Она вынула откуда-то колоду карт. Мы расселись кругом и принялись играть в подкидного.

Кто бы сомневался, что выиграет Королева. Она тихонечко посмеивалась, победно взирая на нас своими чернющими глазами.

— Опять своими королевскими штучками пользовалась?! — возмутился Лебедь, — Так нечестно!

— Научись проигрывать красиво, Лебедь, — усмехнулся Дарящий.

— Это ты так утешаешь себя тем, что все время проигрываешь? — заржал Голубь.

— А с черной кровью ты не был таким противным, — задумался Дарящий, — Может, затащим его обратно в тоннель? Полежит, подумает хорошенько о своем поведении…

— Мальчишки… — Королева хлопнула себя рукой по лбу.

Мы просидели так до рассвета, играя, переругиваясь, смеясь, схватившись за бока. Другие Тени, привлеченные шумом, тоже подтянулись, а мы с удовольствием приняли их в свою компанию. По крайней мере, я была точно довольна.


— Смотри, снег пошел…

Я задрала лицо кверху. Снежинка растаяла на моих губах, оставив после себя холодную воду.

В Прихожей, как всегда, был холодный зимний вечер.
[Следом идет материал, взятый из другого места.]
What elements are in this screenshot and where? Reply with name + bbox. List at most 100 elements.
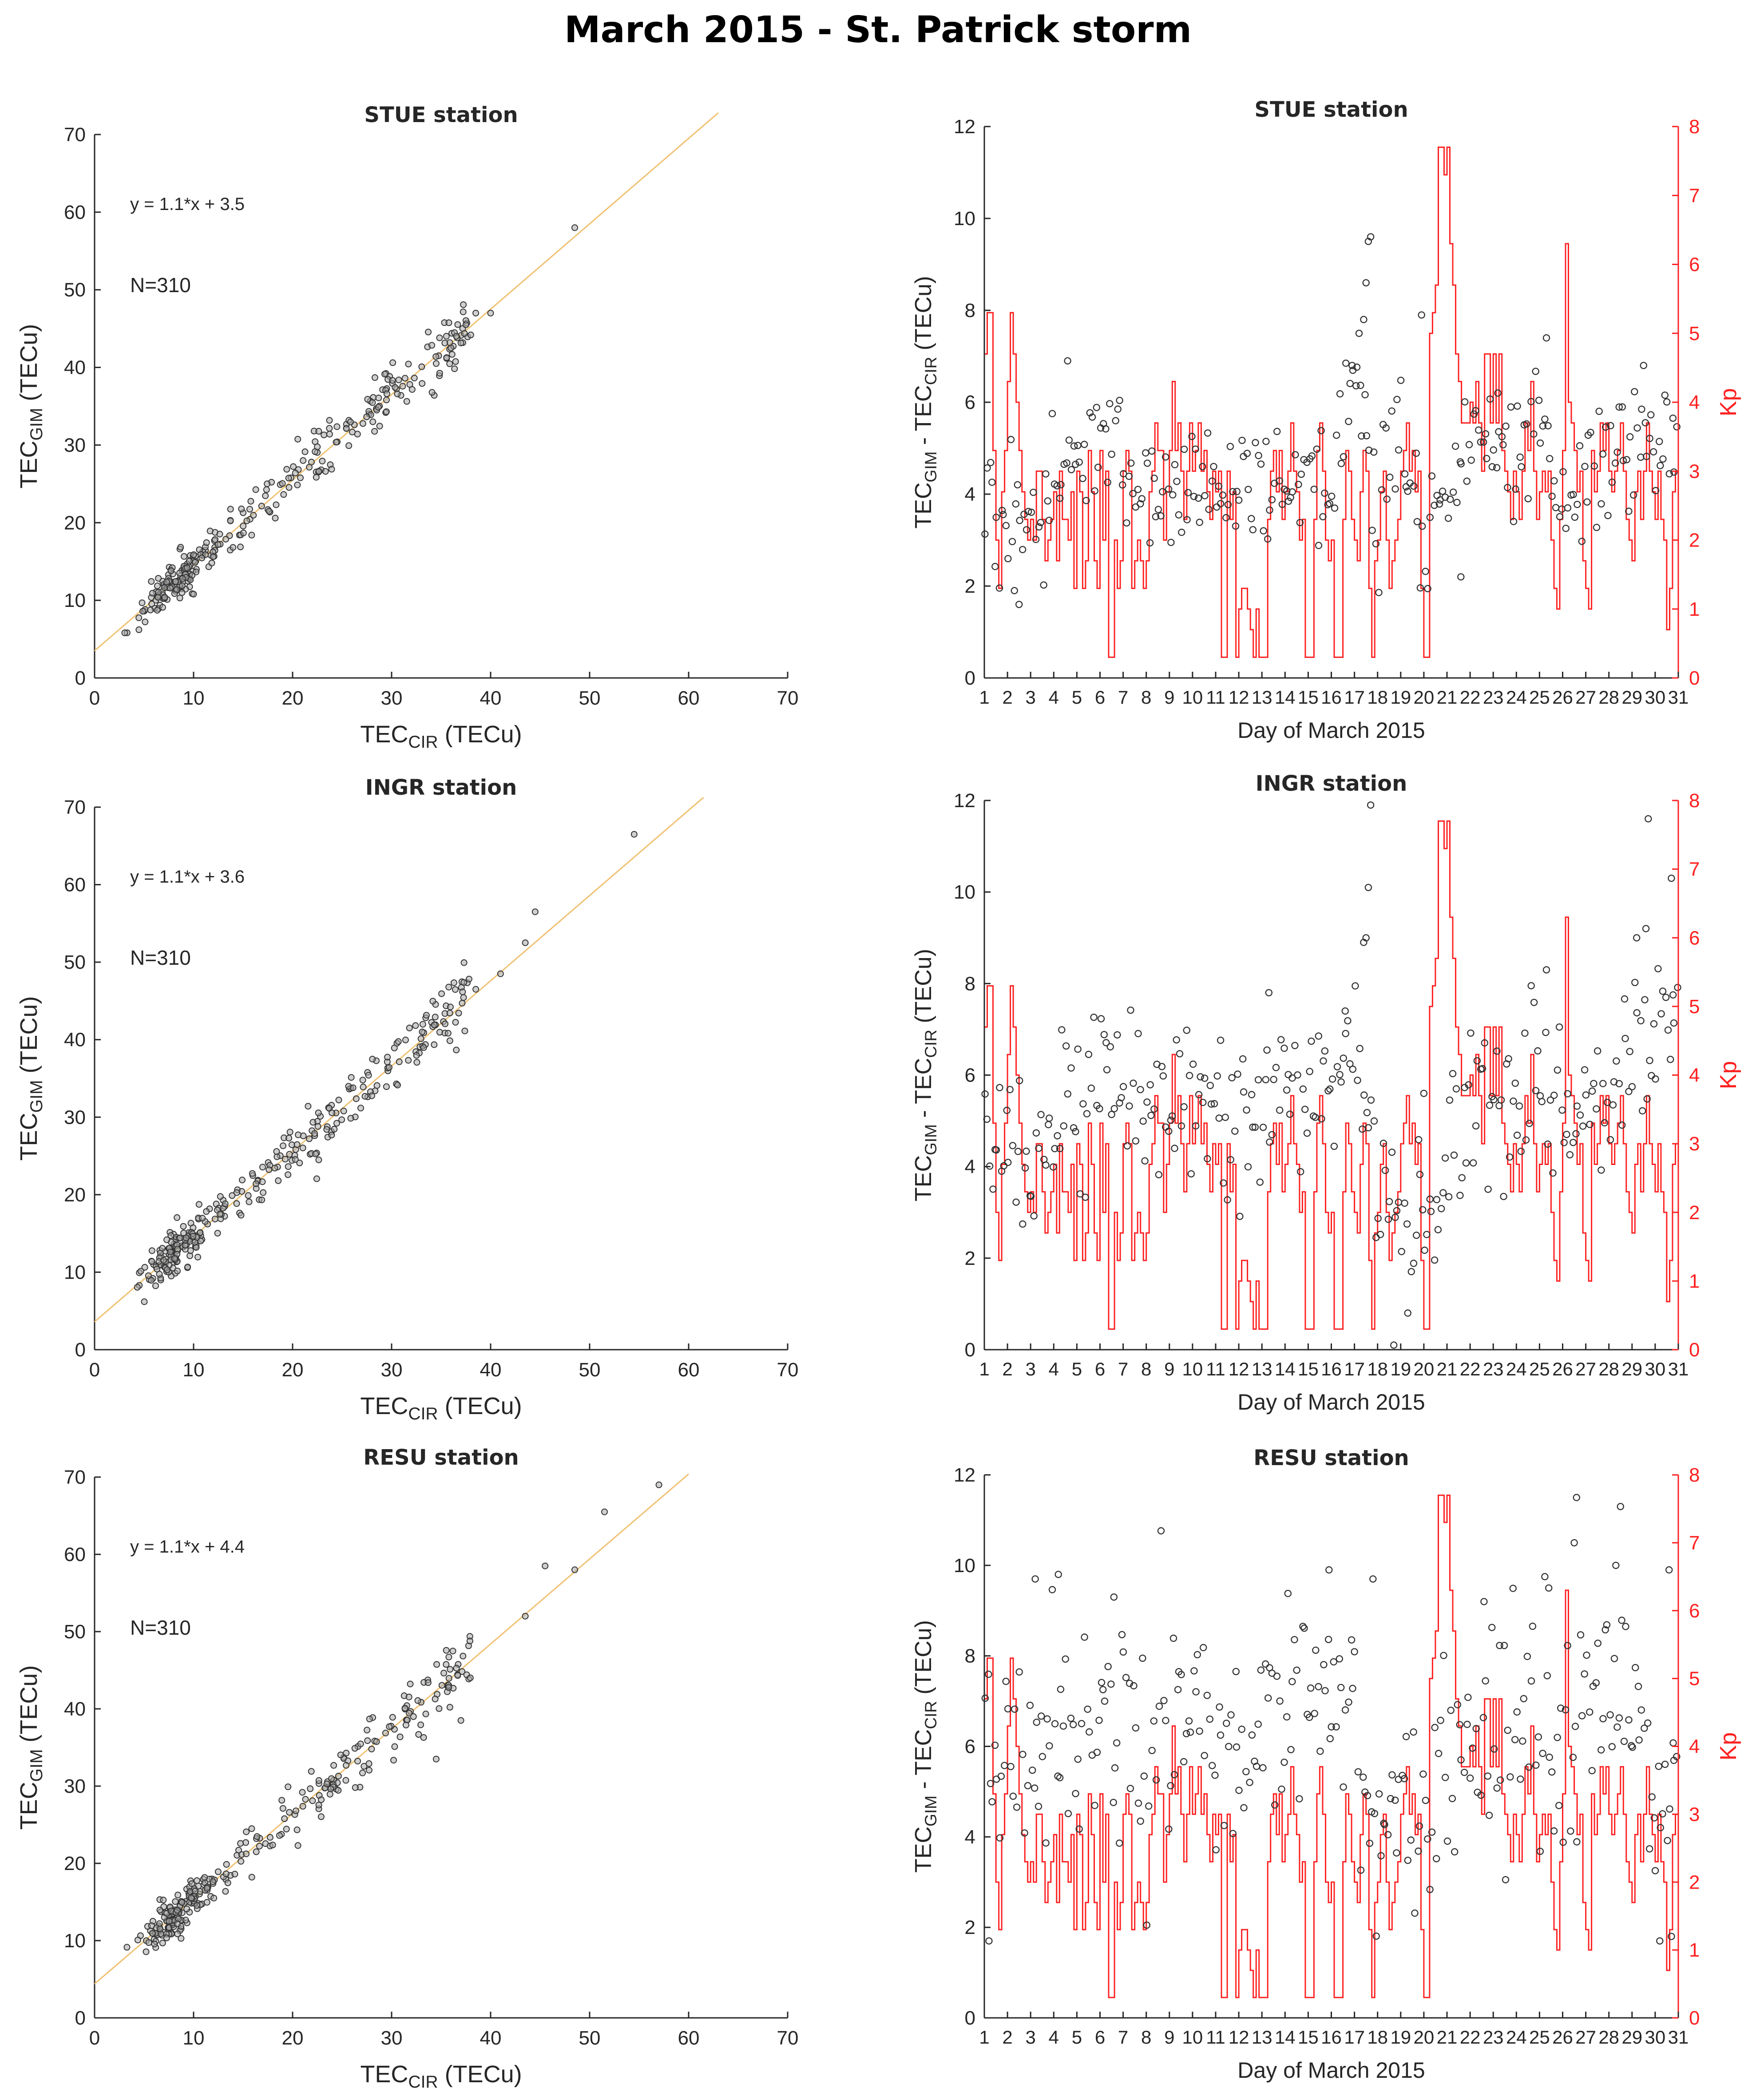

Лебедь ежился от холода, снежинки таяли в его темных волосах, щеки раскраснелись. Мне впервые было холодно здесь, кончики пальцев онемели, волосы взмокли, дыхание паром вырывалось из носа.

— И это странно, — сказал Лебедь, — Раньше здесь не никогда не шел снег.

— И мне никогда не было холодно здесь, — сказала я, — Гляди, даже снег не тает. Я что, потеряла свою силу?

— Не потеряла, — успокоил меня Лебедь, — Просто это знак. Причем очень плохой знак.

— Что-то плохое случится? Интересно, что?

— Я не знаю. Но мне это очень не нравится.

— Что делать тогда?

— Пойдем на юг.

Мы шли по глубокому снегу, оставляя косой след, с трудом поднимая замерзшие ноги. Ветер развевал одежду, пробирался до неё, шарил по коже, трепал волосы. Вдали виднелись приветливые огни, но сколько бы мы не шли, они не приближались, только удалялись.

— Под ногами! — вдруг вскрикнул Лебедь.

Я посмотрела вниз. Заледеневшее озеро. Под коркой льда была не вода, а…

— Что за…

Всё исчезло, осталось только это озеро. Я, как завороженная, наблюдала за неясными мелькающими образами.

Зеленоволосый в вагоне поезда. Неосмысленный взгляд глаз, в которых отражались огни и линии. Окружен пальто, шляпами, перчатками. Окружен серым. Корни отрасли еще больше, волосы тусклые, грязные, мышиного цвета. Со стороны кажется, что он ест, пьет, дышит, а значит живет. Вот именно, что кажется: он лишь пустая оболочка, отдаленно напоминающая человека. Имитация жизни, ходячий алгоритм «нормальности».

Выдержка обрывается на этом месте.